Palh

Regions with significant populations
- Pakistan, India

Languages
- Sindhi

Religion
- Islam • Hinduism

Related ethnic groups
- Samma • Sindhi

= Palh =

Sindhi Sammat tribe

The Pal, Paluh, or Palh (Sindhi: پلهہ) is a Sindhi Sammat tribe of Sindh province, Pakistan, in parts of Punjab bordering Sindh, also in Balochistan province, and also found in the Rajasthan of India. There is a railway station in Sindh, Hyderabad Badin line named after the name of Palh, Palh railway station.

==Distribution==
Most of this tribe live mainly in the Miranpur, Sindh, Padidan and Dariya Khan Marri areas of Naushahro Feroze District, Village Palh, and Dadu areas of Dadu District, Jam Sahib in Shaheed Benazirabad district, Ranipur, Sindh, Kunmb, Kandari, Village Tarki Turail and Palh village in Khairpur District.

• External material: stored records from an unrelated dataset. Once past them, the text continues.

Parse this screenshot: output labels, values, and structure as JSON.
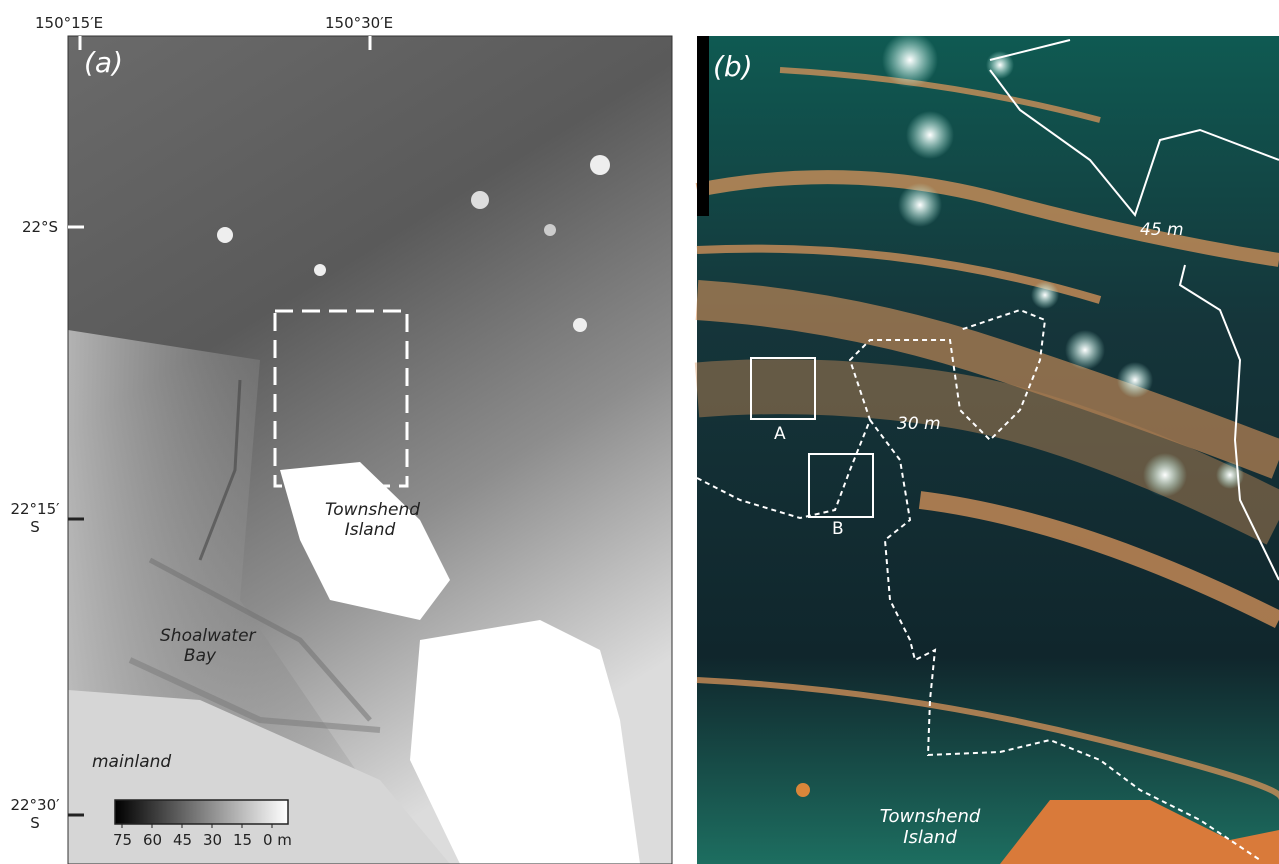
{
  "panel_a": {
    "label": "(a)",
    "lon_labels": [
      "150°15′E",
      "150°30′E"
    ],
    "lat_labels": [
      "22°S",
      "22°15′ S",
      "22°30′ S"
    ],
    "places": [
      "Townshend Island",
      "Shoalwater Bay",
      "mainland"
    ],
    "colorbar": {
      "lim": [
        75,
        0
      ],
      "ticks": [
        75,
        60,
        45,
        30,
        15,
        {
          "value": 0,
          "label": "0 m"
        }
      ]
    }
  },
  "panel_b": {
    "label": "(b)",
    "contours": [
      "45 m",
      "30 m"
    ],
    "boxes": [
      "A",
      "B"
    ],
    "place": "Townshend Island"
  }
}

However some families are settled in the cities of Larkana, Sukkur, Hyderabad, Karachi, Multan, Quetta and Islamabad The total population of Palh tribe is around 23,000. There are some villages by the name of Palh in Badin, Dadu, Khairpur, and in Sukkur Districts.

The head of this tribe is called Sardar and current head of Palh tribe is Sikander Arbab Palh.